COMIC!: War es denn gleich geplant, daß der Comic deine Diplomarbeit wird, oder hat sich das erst später ergeben?

Simon Schwartz: Es war klar, daß meine Diplomarbeit ein Comic wird. Das Thema fand sich erst später.

COMIC!: Wie hast du die Arbeit organisiert? Hast du dich zunächst mit Comictheorie beschäftigt und alles genau geplant oder hast du einfach nach Gefühl losgelegt?

Simon Schwartz: Ich bin kein großer Freund von der ganzen Theoretisierung und wissenschaftlichen Erforschung des Comics. Es nimmt mir den Zauber an der eigenen Arbeit. Man wird dann berechnend und überrascht sich nicht mehr selbst. Ferner finde ich, ist es nicht die Aufgabe des Künstlers, sich mit so etwas zu beschäftigen. Ich finde es auch langweilig. Ich bin kein Scott McCloud.

COMIC!: Mußtest du dich denn im Rahmen deines Studiums mit dieser ganzen Theorie-Ebene des Comics auseinandersetzen? Wie war da überhaupt der Einfluß auf deine künstlerische Arbeit?

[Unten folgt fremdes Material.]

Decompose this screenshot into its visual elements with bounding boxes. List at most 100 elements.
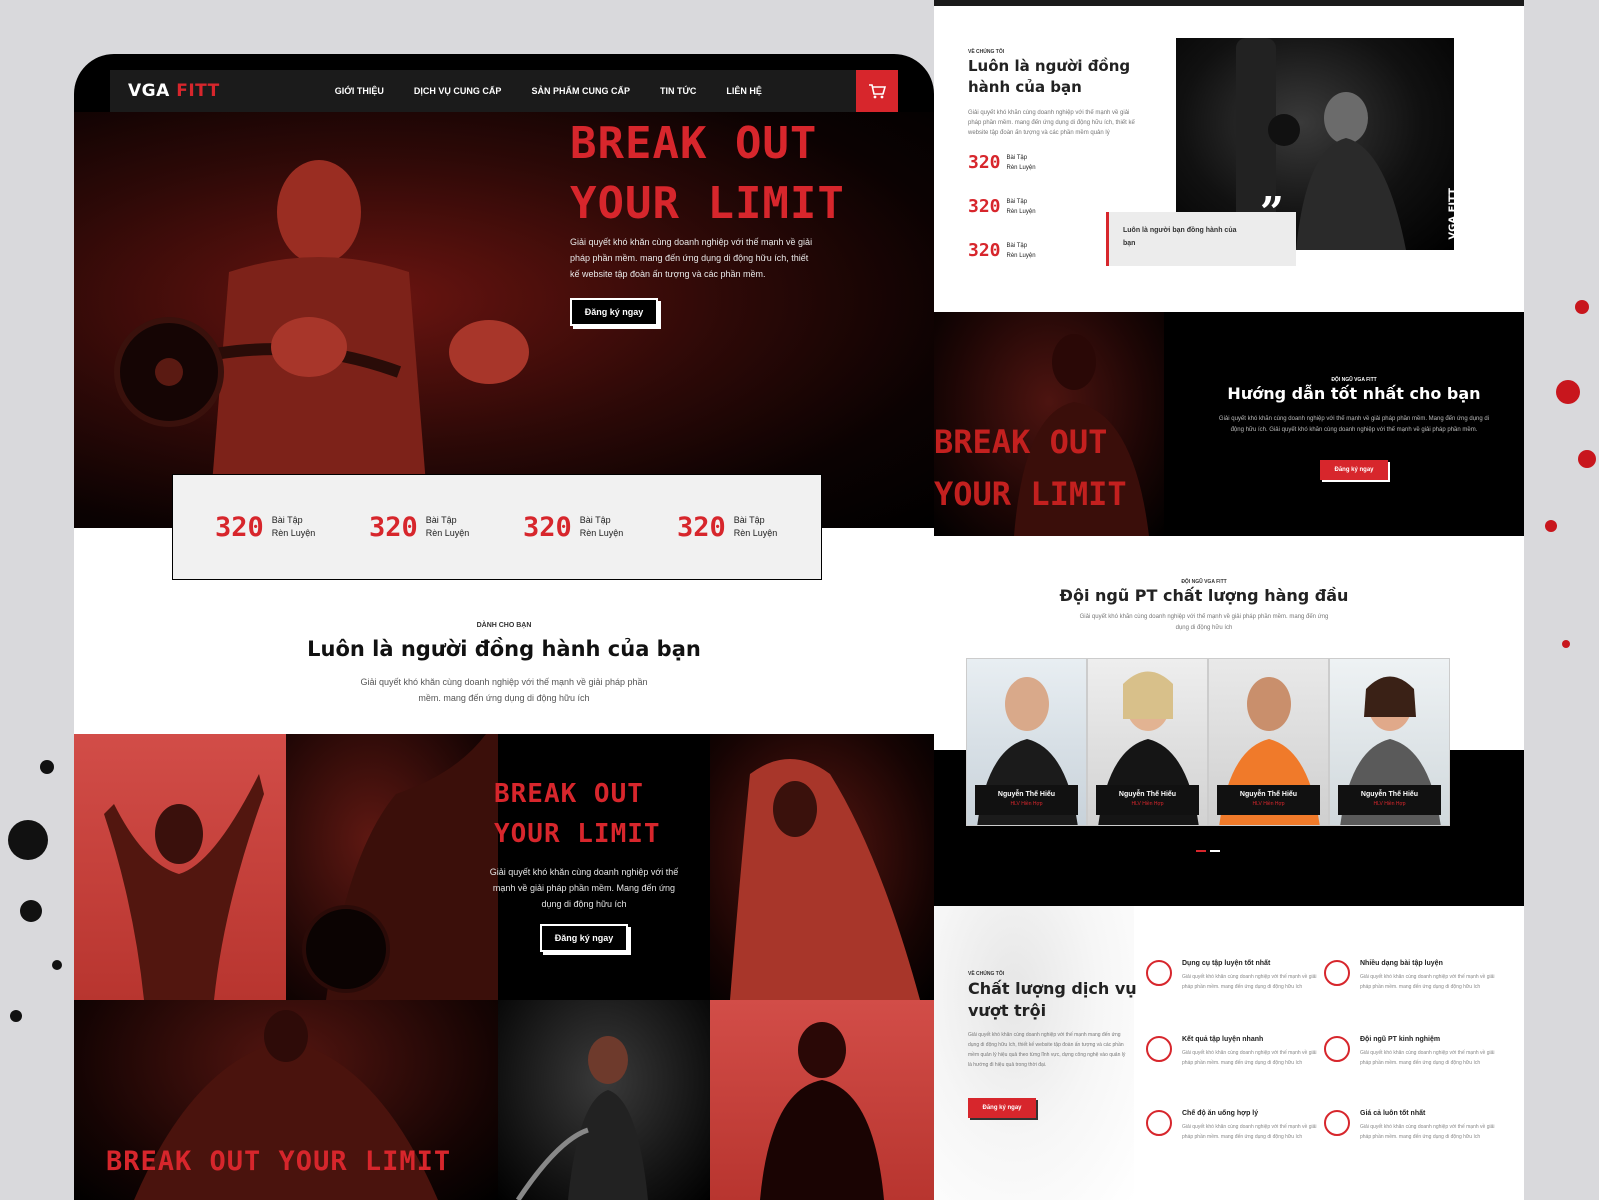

Simon Schwartz: Das Studium in Hamburg ist sehr stark praxisorientiert. Eine große theoretische Auseinandersetzung fand kaum statt, aber das habe ich nicht als Manko empfunden. Einen sehr großen Einfluß auf mich (und bekanntlich ja auch auf viele andere junge Hamburger Comiczeichner) hatte der Unterricht bei Anke Feuchtenberger. Wenn man jetzt meine Arbeiten oder die anderer ehemaliger Studenten mit den ihren vergleicht, so wird man erstmal kaum Parallelen finden. Im Gegensatz zu vielen anderen Kunstprofessoren ist sie nicht daran interessiert, ihren Studenten ihren eigenen Stil anzutrainieren. Was sie einem jedoch beibringt, und was mir viel geholfen hat, ist eine gewisse künstlerische Moral. Das klingt etwas hochgestochen, trifft es aber sehr gut. Es ist eine Ernsthaftigkeit in der Arbeit, die Fähigkeit die eigenen und andere Denkmuster zu reflektieren und zu brechen, und somit offen für neue Einflüsse zu sein. Das ist tatsächlich gar nicht so leicht, wie es sich sagt. Anke Feuchtenbergers Einfluß auf viele junge Comiczeichner ist nicht zu unterschätzen.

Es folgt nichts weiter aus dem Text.